President Chávez oversaw the nationalisation of some 1,500 companies ranging from banking, the steel industry, fossil fuels, electricity and telecommunications to modest food outlets. The country also has tight exchange and price controls in operation.
However, 40 percent of the economically active population works in the informal sector; inflation is the highest in the Americas at over 20 percent a year; and after 10 years of land reform and the expropriation of more than three million hectares that were in private hands, over half of the food consumed in Venezuela is imported.
Jorge Botti, president of the employers’ association Fedecámaras, told journalists that in 2002 there were 614,000 businesses in Venezuela and by the end of 2012 there were only 377,000.
Public sector debt has increased five-fold to over 150 billion dollars, while the debt of state oil giant PDVSA has multiplied almost 10 times, to 40 billion dollars, said economics Professor Orlando Orchoa. The company is having difficulty coming up with the amount previously agreed on with Petrobras, Brazil’s state oil company, for investing in a refinery in the northeast of Brazil.

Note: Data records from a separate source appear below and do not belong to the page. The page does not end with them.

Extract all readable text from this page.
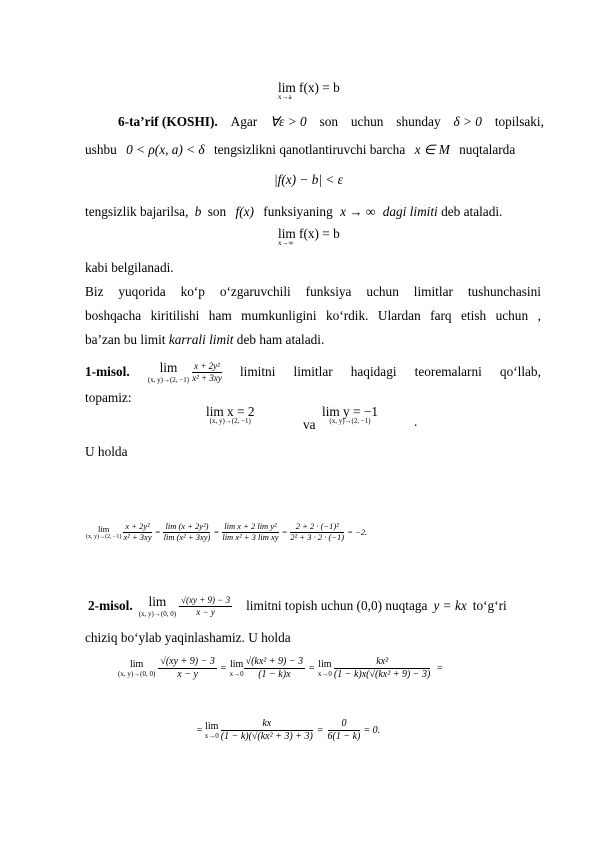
lim f(x) = b
x→a
6-ta’rif (KOSHI). Agar ∀ε > 0 son uchun shunday δ > 0 topilsaki,
ushbu 0 < ρ(x, a) < δ tengsizlikni qanotlantiruvchi barcha x ∈ M nuqtalarda
|f(x) − b| < ε
tengsizlik bajarilsa, b son f(x) funksiyaning x → ∞ dagi limiti deb ataladi.
lim f(x) = b
x→∞
kabi belgilanadi.
Biz yuqorida ko‘p o‘zgaruvchili funksiya uchun limitlar tushunchasini
boshqacha kiritilishi ham mumkunligini ko‘rdik. Ulardan farq etish uchun ,
ba’zan bu limit karrali limit deb ham ataladi.
1-misol.	lim
(x, y)→(2, $-1) \frac{\text{x + 2y²}}{\text{x² + 3xy}}$ limitni limitlar haqidagi teoremalarni qo‘llab,
topamiz:
lim x = 2
(x, y)→(2, −1)	va
lim y = −1
(x, y)→(2, −1)	.
U holda
lim
(x, y)→(2, $-1) \frac{\text{x + 2y²}}{\text{x² + 3xy}} = \frac{\text{lim (x + 2y²)}}{\text{lim (x² + 3xy)}} = \frac{\text{lim x + 2 lim y²}}{\text{lim x² + 3 lim xy}} = \frac{\text{2 + 2 · (−1)²}}{\text{2² + 3 · 2 · (−1)}} = -2$.
2-misol.	lim
(x, y)→(0, $0) \frac{√(xy + 9) - 3}{x - y}$ limitni topish uchun (0,0) nuqtaga y = kx to‘g‘ri
chiziq bo‘ylab yaqinlashamiz. U holda
lim
(x, y)→(0, $0) \frac{√(xy + 9) - 3}{x - y} = \lim$
$x\to 0 \frac{\text{√(kx² + 9) − 3}}{(1 - k)x} = \lim$
$x\to 0 \frac{\text{kx²}}{\text{(1 − k)x(√(kx² + 9) − 3)}}$ =
= lim
$x\to 0 \frac{kx}{\text{(1 − k)(√(kx² + 3) + 3)}} = \frac{0}{6(1 - k)} = 0$.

Amid voracious consumerism – with the cheapest gasoline in the world, at two cents of a dollar per litre, as its emblem – Chávez strove, unavailingly so far, to build a “socialist economic sector” based on barter and cooperatively owned businesses.
Another black mark in a decade and a half of government is the rise in crime, with between 16,000 and 20,000 homicides a year, three times the rate before 1999, and deplorable prison management with an overcrowded inmate population of 45,000 and an average of at least one prisoner murdered per day.
Luzardo gave credit to Chávez for “promoting a new constitution in 1999 that expanded rights, particularly for indigenous people and the environment, but only on paper because the government’s approach to the oil and mining industries is developmentalist (focused on economic growth), and it has not carried out the constitutional provisions for demarcating the territories of native peoples.”
On the political front, Chávez’s legacy is his ideology of “21st century socialism” and his United Socialist Party of Venezuela, which attempt to combine the ideas of Bolívar with Marxist principles and the causes closest to the heart of the Latin American left throughout the 20th century.
However, they obviate the trade unions and instead seek an alliance between the populace and the armed forces.
Chávez was criticised for preferring rhetoric and confrontational behaviour to dialogue, a trait that intellectuals like writer Alberto Barrera explain by saying “polarisation brought him political dividends and was the basis of his electoral strategy.”
The Venezuelan leader was victorious in 15 out of the 16 elections held since he first won the presidency in 1998.